Coalition plan seeks to cut carbon emissions in half by 2035
A coalition of former government officials and business leaders on Thursday rolled out what they are calling a “middle of the road” climate plan that seeks to cut carbon emissions in half by 2035 by putting a price on carbon.
The plan from the Climate Leadership Council (CLC), which was founded by high-ranking officials alongside a number of corporations, including the oil and gas sector, would return the funds raised by a carbon tax to consumers.
“It is the best and most effective way to encourage technological innovation and to spur long-term, large-scale investments that over time will significantly lower emissions,” former Federal Reserve Board Chair Janet Yellen said in a call with reporters.

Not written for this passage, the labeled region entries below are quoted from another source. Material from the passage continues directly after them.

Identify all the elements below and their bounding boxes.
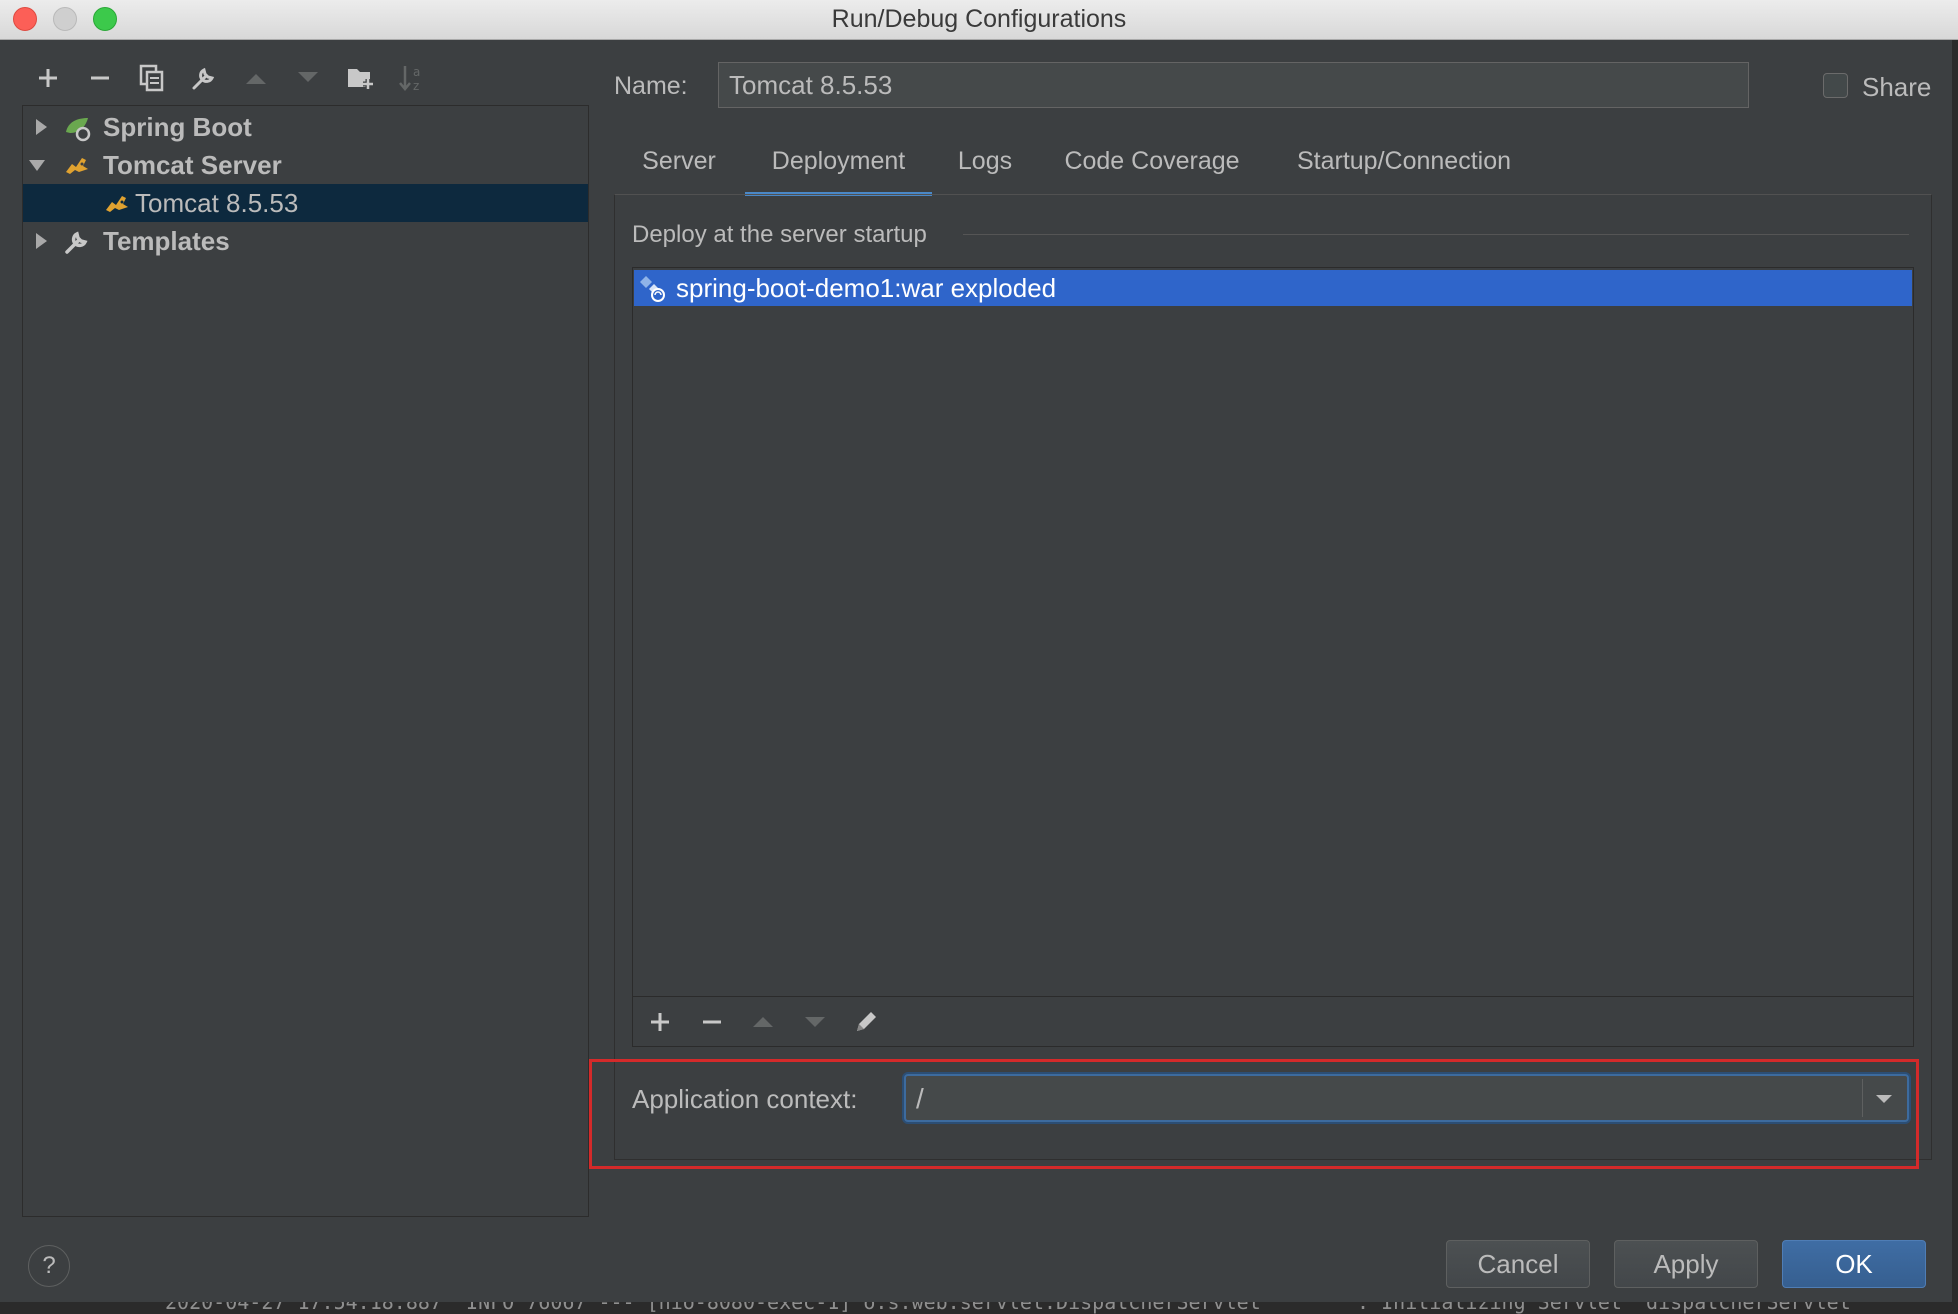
- tree-item-label: Tomcat 8.5.53: [135, 188, 299, 218]
- collapse-arrow-icon[interactable]: [27, 155, 47, 175]
- svg-text:a: a: [413, 65, 420, 79]
- cancel-button[interactable]: Cancel: [1446, 1240, 1590, 1288]
- apply-button[interactable]: Apply: [1614, 1240, 1758, 1288]
- remove-configuration-button[interactable]: [82, 60, 118, 96]
- tab-server[interactable]: Server: [626, 146, 732, 196]
- application-context-label: Application context:: [632, 1084, 858, 1114]
- tomcat-icon: [66, 158, 88, 174]
- deployment-list[interactable]: spring-boot-demo1:war exploded: [632, 267, 1914, 1047]
- arrow-up-icon: [753, 1017, 773, 1027]
- move-down-button[interactable]: [290, 60, 326, 96]
- expand-arrow-icon[interactable]: [31, 231, 51, 251]
- folder-add-icon: [348, 69, 373, 89]
- name-input[interactable]: Tomcat 8.5.53: [718, 62, 1749, 108]
- list-item[interactable]: spring-boot-demo1:war exploded: [634, 270, 1912, 306]
- remove-artifact-button[interactable]: [694, 1004, 730, 1040]
- background-console-text: 2020-04-27 17:54:18.887 INFO 76067 --- […: [165, 1302, 1863, 1314]
- edit-artifact-button[interactable]: [848, 1004, 884, 1040]
- ok-button[interactable]: OK: [1782, 1240, 1926, 1288]
- tab-label: Startup/Connection: [1296, 147, 1512, 175]
- combobox-separator: [1862, 1079, 1863, 1117]
- copy-icon: [139, 64, 164, 92]
- wrench-icon: [192, 67, 215, 90]
- tree-item-label: Templates: [103, 226, 230, 256]
- copy-configuration-button[interactable]: [134, 60, 170, 96]
- title-bar: Run/Debug Configurations: [0, 0, 1958, 40]
- application-context-input[interactable]: /: [916, 1080, 924, 1118]
- tomcat-icon: [106, 196, 128, 212]
- minus-icon: [91, 76, 109, 80]
- move-into-folder-button[interactable]: [343, 60, 379, 96]
- move-artifact-up-button[interactable]: [745, 1004, 781, 1040]
- tree-item-tomcat-8-5-53[interactable]: Tomcat 8.5.53: [23, 184, 588, 222]
- artifact-icon: [640, 276, 665, 302]
- tab-label: Logs: [957, 147, 1013, 175]
- spring-boot-icon: [66, 118, 91, 142]
- section-divider: [963, 234, 1909, 235]
- tree-item-templates[interactable]: Templates: [23, 222, 588, 260]
- share-label[interactable]: Share: [1862, 72, 1931, 103]
- name-label: Name:: [614, 72, 688, 100]
- move-up-button[interactable]: [238, 60, 274, 96]
- chevron-down-icon: [1876, 1095, 1892, 1103]
- background-window-edge: [1952, 40, 1958, 1314]
- tab-startup-connection[interactable]: Startup/Connection: [1282, 146, 1526, 196]
- section-title: Deploy at the server startup: [632, 221, 927, 248]
- move-artifact-down-button[interactable]: [797, 1004, 833, 1040]
- pencil-icon: [857, 1012, 876, 1031]
- application-context-combobox[interactable]: /: [904, 1074, 1909, 1122]
- expand-arrow-icon[interactable]: [31, 117, 51, 137]
- configuration-tree[interactable]: Spring Boot Tomcat Server Tomcat 8.5.53 …: [22, 105, 589, 1217]
- edit-defaults-button[interactable]: [186, 60, 222, 96]
- share-checkbox[interactable]: [1823, 73, 1848, 98]
- minus-icon: [703, 1020, 721, 1024]
- arrow-up-icon: [246, 74, 266, 84]
- plus-icon: [651, 1013, 669, 1031]
- svg-text:z: z: [413, 79, 419, 93]
- sort-button[interactable]: az: [394, 60, 430, 96]
- list-item-label: spring-boot-demo1:war exploded: [676, 273, 1057, 303]
- tree-item-spring-boot[interactable]: Spring Boot: [23, 108, 588, 146]
- deployment-list-toolbar: [632, 996, 1914, 1046]
- tree-item-tomcat-server[interactable]: Tomcat Server: [23, 146, 588, 184]
- tab-code-coverage[interactable]: Code Coverage: [1054, 146, 1250, 196]
- combobox-dropdown-button[interactable]: [1867, 1080, 1901, 1118]
- add-artifact-button[interactable]: [642, 1004, 678, 1040]
- wrench-icon: [65, 231, 88, 254]
- window-title: Run/Debug Configurations: [831, 5, 1127, 33]
- tab-label: Deployment: [771, 147, 906, 175]
- help-button[interactable]: ?: [28, 1245, 70, 1287]
- tab-deployment[interactable]: Deployment: [745, 146, 932, 196]
- arrow-down-icon: [805, 1017, 825, 1027]
- background-console-strip: 2020-04-27 17:54:18.887 INFO 76067 --- […: [0, 1302, 1958, 1314]
- arrow-down-icon: [298, 72, 318, 82]
- tree-item-label: Tomcat Server: [103, 150, 282, 180]
- add-configuration-button[interactable]: [30, 60, 66, 96]
- sort-icon: az: [399, 65, 420, 93]
- tab-label: Code Coverage: [1064, 147, 1240, 175]
- plus-icon: [39, 69, 57, 87]
- tab-label: Server: [642, 147, 716, 175]
- tab-logs[interactable]: Logs: [944, 146, 1026, 196]
- tree-item-label: Spring Boot: [103, 112, 252, 142]
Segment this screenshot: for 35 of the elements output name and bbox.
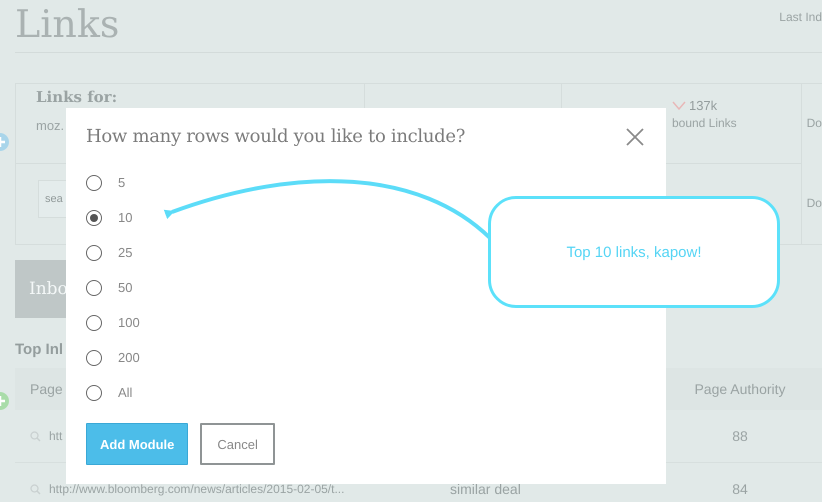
metric-label: bound Links [672, 116, 738, 130]
column-label: Do [806, 195, 822, 212]
down-caret-icon [672, 101, 686, 110]
radio-button[interactable] [86, 174, 102, 190]
add-module-button[interactable]: Add Module [86, 423, 188, 465]
url-link[interactable]: http://www.bloomberg.com/news/articles/2015-02-05/t... [49, 482, 344, 496]
url-link[interactable]: htt [49, 429, 62, 443]
option-label: 5 [118, 175, 126, 190]
column-header: Page Authority [693, 381, 787, 397]
radio-button[interactable] [86, 280, 102, 296]
dialog-title: How many rows would you like to include? [86, 126, 466, 147]
column-header: Page [30, 381, 63, 397]
domain-text: moz. [36, 118, 66, 133]
column-label: Do [806, 115, 822, 132]
section-title: Top Inl [15, 341, 64, 358]
option-label: 100 [118, 315, 140, 330]
metric-change: 137k [688, 98, 718, 113]
close-icon[interactable] [626, 128, 644, 146]
option-label: 10 [118, 210, 132, 225]
last-indexed-label: Last Ind [779, 10, 822, 26]
radio-button[interactable] [86, 210, 102, 226]
radio-button[interactable] [86, 384, 102, 400]
radio-button[interactable] [86, 350, 102, 366]
table-cell: 88 [732, 428, 748, 444]
table-cell: similar deal [450, 481, 521, 497]
option-label: 25 [118, 245, 132, 260]
radio-button[interactable] [86, 314, 102, 330]
option-label: 200 [118, 350, 140, 365]
radio-button[interactable] [86, 244, 102, 260]
option-label: All [118, 385, 132, 400]
callout-text: Top 10 links, kapow! [566, 244, 702, 260]
table-cell: 84 [732, 481, 748, 497]
links-for-label: Links for: [36, 88, 118, 106]
cancel-button[interactable]: Cancel [200, 423, 275, 465]
option-label: 50 [118, 280, 132, 295]
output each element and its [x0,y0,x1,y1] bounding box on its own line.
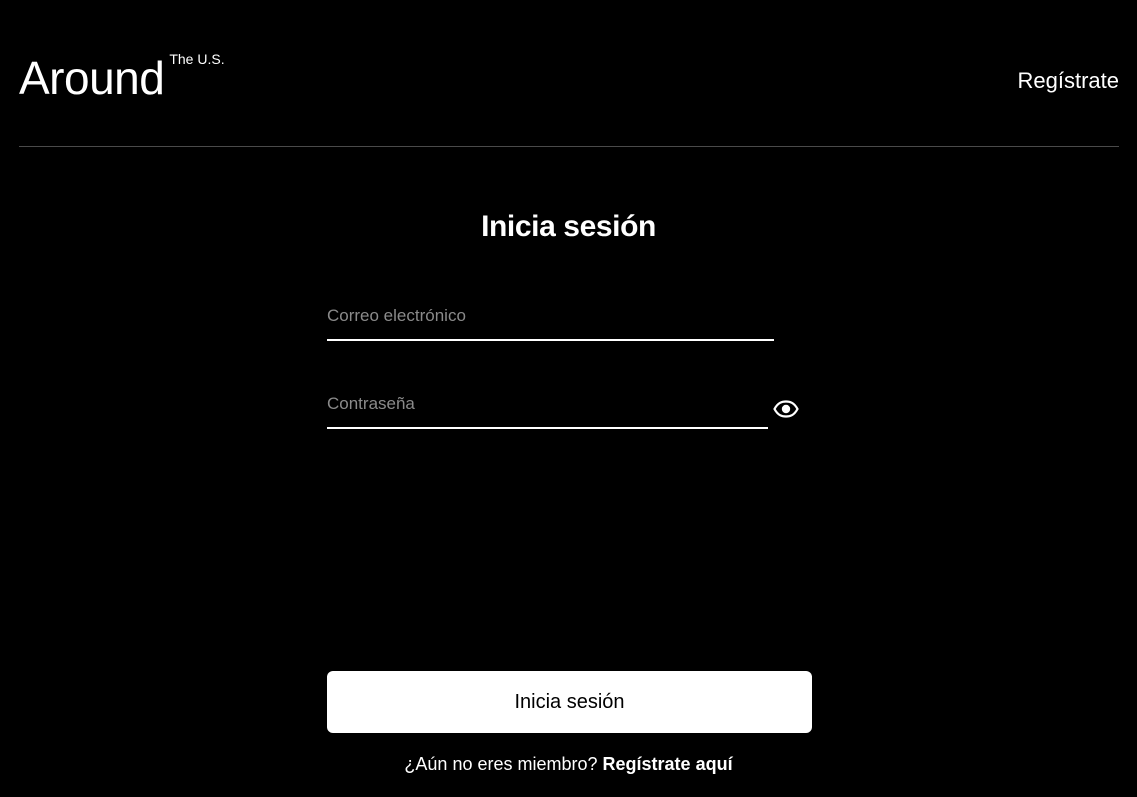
signup-prompt-text: ¿Aún no eres miembro? [404,754,598,774]
signup-link[interactable]: Regístrate aquí [603,754,733,774]
logo-superscript: The U.S. [169,51,225,67]
signup-prompt: ¿Aún no eres miembro? Regístrate aquí [0,752,1137,776]
page-title: Inicia sesión [481,210,656,243]
password-field[interactable] [327,393,768,429]
logo: Around The U.S. [19,51,225,104]
header: Around The U.S. Regístrate [19,0,1119,147]
eye-icon[interactable] [772,396,800,422]
login-page: Around The U.S. Regístrate Inicia sesión… [0,0,1137,797]
login-button[interactable]: Inicia sesión [327,671,812,733]
header-register-link[interactable]: Regístrate [1018,67,1120,95]
logo-text: Around [19,52,165,104]
email-field[interactable] [327,305,774,341]
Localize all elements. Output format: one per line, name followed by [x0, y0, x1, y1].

Under the plan, each ton of carbon emitted into the environment would be taxed $40, a fee that would increase $5 each year. The creators believe that would help cut emissions by 50 percent from 2005 levels by 2035.
While the fee is expected to increase costs to consumers, the money would be returned to them through a dividend, an equal sum for all Americans paid by the Treasury Department on a quarterly basis. The creators estimate a family of four would receive about $2,000 each.
“Seventy percent of American households, and particularly the most vulnerable, will gain under this plan,” Yellen said.
Curt Morgan, president of Vistra Energy, which relies heavily on coal and natural gas, said he thinks the plan could get the backing of the larger business community because the carbon tax would apply to all businesses, rather than focusing on emissions from any particular sector.
“The overwhelming preponderance of companies like Vistra want to compete on [a] level playing field,” he said.
The plan, which was developed by former Secretary of State James Baker and noted economist George Schultz, does not yet have a congressional sponsor, but the group hopes to secure sponsors from both side of the aisle later this year.
The CLC fee would not cap carbon emissions; however, carbon pricing has traditionally faced steep resistance in Congress, particularly when those fees are accompanied by limits on carbon.
Earlier this year House Republicans opposed a plan from Democrats on the basis of a clean energy fee.
“If you’ve got to have a credit and you’ve got to have auctions, then that feels a lot like cap and trade,” Rep. Greg Walden (R-Ore.), the ranking member of the committee, said when the plan was first outlined in January.
The CLC plan does seek to address another frequent complaint from Republicans: the risk that other countries could harbor polluting industries.
The plan imposes a border tax on any “carbon-intensive imports” to ensure carbon-emitting industries don’t migrate to countries with weaker environmental regimes.